Step-by-Step Instructions
  1. Start by cutting the boneless, skinless chicken into bite-sized pieces, ensuring uniformity for even cooking. In a mixing bowl, toss the chicken with potato starch, garlic powder, and salt, making sure every piece is well-coated. Cover and refrigerate for at least 1 hour—this helps develop the flavor and achieve that perfect texture.
  2. In a heavy-bottomed pan, pour in enough vegetable oil to create a depth of about 3/4 inch for frying. Heat the oil over medium heat until it reaches a temperature of 175°C (350°F). To test if it’s ready, drop a small piece of chicken in; it should sizzle immediately.

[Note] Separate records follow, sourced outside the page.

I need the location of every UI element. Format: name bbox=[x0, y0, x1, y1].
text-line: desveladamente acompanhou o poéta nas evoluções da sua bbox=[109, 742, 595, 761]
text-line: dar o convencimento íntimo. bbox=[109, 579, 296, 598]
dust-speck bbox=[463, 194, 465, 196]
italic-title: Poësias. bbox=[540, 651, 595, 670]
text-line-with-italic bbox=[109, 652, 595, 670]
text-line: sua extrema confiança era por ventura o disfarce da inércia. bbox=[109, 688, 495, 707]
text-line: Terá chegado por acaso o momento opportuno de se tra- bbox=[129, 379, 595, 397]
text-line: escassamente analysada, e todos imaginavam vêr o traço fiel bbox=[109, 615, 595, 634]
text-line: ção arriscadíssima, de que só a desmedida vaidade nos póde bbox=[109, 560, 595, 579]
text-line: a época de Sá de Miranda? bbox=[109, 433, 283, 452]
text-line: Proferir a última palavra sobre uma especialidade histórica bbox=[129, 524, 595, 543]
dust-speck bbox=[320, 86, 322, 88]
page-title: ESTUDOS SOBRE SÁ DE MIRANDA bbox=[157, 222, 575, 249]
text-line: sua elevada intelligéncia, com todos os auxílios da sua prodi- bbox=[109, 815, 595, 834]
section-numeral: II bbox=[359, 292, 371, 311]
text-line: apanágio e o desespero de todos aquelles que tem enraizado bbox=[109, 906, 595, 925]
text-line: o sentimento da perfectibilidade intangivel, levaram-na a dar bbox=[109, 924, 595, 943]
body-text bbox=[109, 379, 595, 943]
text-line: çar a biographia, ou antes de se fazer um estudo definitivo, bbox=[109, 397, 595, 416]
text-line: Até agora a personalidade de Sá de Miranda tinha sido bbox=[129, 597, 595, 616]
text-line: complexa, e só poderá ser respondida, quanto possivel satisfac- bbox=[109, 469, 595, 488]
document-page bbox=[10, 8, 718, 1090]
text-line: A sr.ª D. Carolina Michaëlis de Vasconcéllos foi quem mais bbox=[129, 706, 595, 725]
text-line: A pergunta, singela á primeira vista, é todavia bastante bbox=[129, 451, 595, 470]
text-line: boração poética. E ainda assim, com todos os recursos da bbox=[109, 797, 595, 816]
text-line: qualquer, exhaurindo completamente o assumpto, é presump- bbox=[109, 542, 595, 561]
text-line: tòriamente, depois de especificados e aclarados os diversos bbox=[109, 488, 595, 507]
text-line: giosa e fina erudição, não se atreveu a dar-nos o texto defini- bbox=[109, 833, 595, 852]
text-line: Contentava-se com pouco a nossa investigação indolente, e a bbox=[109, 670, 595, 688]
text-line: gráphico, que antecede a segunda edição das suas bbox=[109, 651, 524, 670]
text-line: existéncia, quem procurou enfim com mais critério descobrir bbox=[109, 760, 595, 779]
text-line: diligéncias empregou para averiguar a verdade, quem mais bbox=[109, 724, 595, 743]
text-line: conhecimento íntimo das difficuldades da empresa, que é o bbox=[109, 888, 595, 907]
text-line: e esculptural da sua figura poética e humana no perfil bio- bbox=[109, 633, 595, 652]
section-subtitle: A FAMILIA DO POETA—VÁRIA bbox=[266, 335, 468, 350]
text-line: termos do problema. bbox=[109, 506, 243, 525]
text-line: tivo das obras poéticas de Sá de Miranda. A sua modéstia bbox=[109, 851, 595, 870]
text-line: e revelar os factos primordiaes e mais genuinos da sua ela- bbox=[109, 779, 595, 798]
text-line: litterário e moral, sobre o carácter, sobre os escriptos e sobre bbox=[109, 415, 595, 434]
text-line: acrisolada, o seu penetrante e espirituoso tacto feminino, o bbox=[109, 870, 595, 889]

  3. Carefully place a batch of the chicken pieces into the hot oil, making sure not to overcrowd the pan. Fry them for about 8–10 minutes, turning occasionally until they develop a light golden color. Use a slotted spoon to transfer the chicken to a plate lined with paper towels.
  4. After the first fry, let the chicken rest for 1–2 minutes. Then, return the chicken to the hot oil for a second fry. Fry for an additional 2–3 minutes until the pieces are a deep golden brown and irresistibly crispy.

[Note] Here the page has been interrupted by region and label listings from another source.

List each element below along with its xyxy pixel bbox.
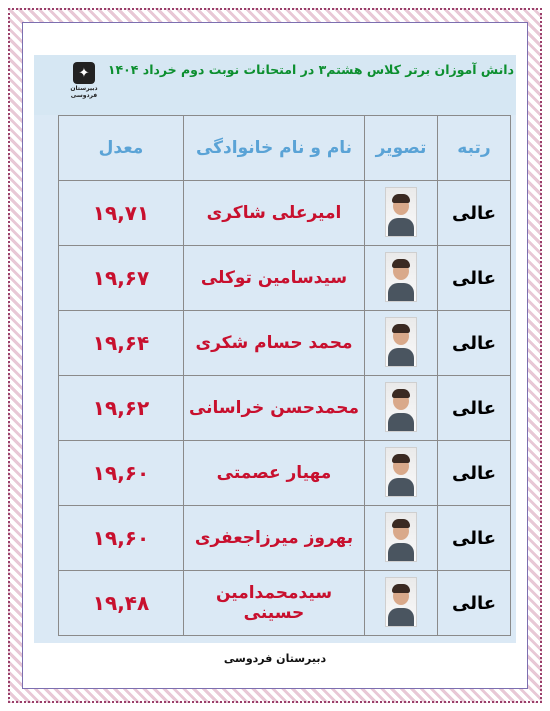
photo-cell [365, 506, 438, 571]
student-name: بهروز میرزاجعفری [184, 506, 365, 571]
student-photo [385, 577, 417, 627]
rank-cell: عالی [438, 506, 511, 571]
table-row [59, 441, 511, 506]
photo-body [388, 283, 414, 302]
photo-body [388, 543, 414, 562]
photo-cell [365, 246, 438, 311]
photo-cell [365, 311, 438, 376]
photo-hair [392, 259, 410, 268]
header-photo: تصویر [365, 116, 438, 181]
table-row [59, 181, 511, 246]
rank-cell: عالی [438, 441, 511, 506]
student-photo [385, 317, 417, 367]
table-row [59, 246, 511, 311]
students-table [58, 115, 511, 636]
student-photo [385, 382, 417, 432]
photo-hair [392, 584, 410, 593]
photo-cell [365, 571, 438, 636]
rank-cell: عالی [438, 311, 511, 376]
header-name: نام و نام خانوادگی [184, 116, 365, 181]
table-row [59, 311, 511, 376]
table-row [59, 376, 511, 441]
footer-school-name: دبیرستان فردوسی [223, 652, 327, 665]
rank-cell: عالی [438, 571, 511, 636]
average-score: ۱۹,۶۲ [59, 376, 184, 441]
student-name: امیرعلی شاکری [184, 181, 365, 246]
logo-emblem-icon: ✦ [73, 62, 95, 84]
photo-hair [392, 519, 410, 528]
table-body [59, 181, 511, 636]
student-name: محمد حسام شکری [184, 311, 365, 376]
average-score: ۱۹,۶۴ [59, 311, 184, 376]
table-row [59, 506, 511, 571]
student-name: سیدمحمدامین حسینی [184, 571, 365, 636]
photo-hair [392, 324, 410, 333]
student-photo [385, 512, 417, 562]
rank-cell: عالی [438, 376, 511, 441]
photo-cell [365, 181, 438, 246]
photo-hair [392, 194, 410, 203]
rank-cell: عالی [438, 181, 511, 246]
photo-hair [392, 389, 410, 398]
student-name: محمدحسن خراسانی [184, 376, 365, 441]
photo-body [388, 608, 414, 627]
student-photo [385, 447, 417, 497]
average-score: ۱۹,۶۰ [59, 506, 184, 571]
photo-body [388, 348, 414, 367]
rank-cell: عالی [438, 246, 511, 311]
average-score: ۱۹,۶۷ [59, 246, 184, 311]
student-photo [385, 187, 417, 237]
student-name: مهیار عصمتی [184, 441, 365, 506]
header-rank: رتبه [438, 116, 511, 181]
photo-body [388, 478, 414, 497]
photo-body [388, 413, 414, 432]
average-score: ۱۹,۶۰ [59, 441, 184, 506]
photo-hair [392, 454, 410, 463]
student-name: سیدسامین توکلی [184, 246, 365, 311]
table-header-row [59, 116, 511, 181]
photo-cell [365, 441, 438, 506]
page-title: دانش آموزان برتر کلاس هشتم۳ در امتحانات نوبت دوم خرداد ۱۴۰۴ [107, 62, 514, 77]
logo-text: دبیرستان فردوسی [70, 85, 98, 99]
photo-body [388, 218, 414, 237]
average-score: ۱۹,۷۱ [59, 181, 184, 246]
header-average: معدل [59, 116, 184, 181]
photo-cell [365, 376, 438, 441]
average-score: ۱۹,۴۸ [59, 571, 184, 636]
student-photo [385, 252, 417, 302]
table-row [59, 571, 511, 636]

  5. While the chicken is frying, prepare the sauce. In a large bowl, whisk together shoyu, diced green onions, brown sugar, chili garlic sauce, sesame seeds, minced garlic, and sesame oil. Mix until well combined.
  6. Once the chicken is perfectly fried, immediately toss it in the sauce while it’s still hot. Use a large spatula or tongs to gently but thoroughly coat each piece.

Notes

Store leftovers in an airtight container for up to 3 days. For longer storage, freeze in an airtight container or freezer bag for up to 2 months. Reheat in an oven at 180°C (350°F) for about 10-15 minutes or in an air fryer for 5-7 minutes.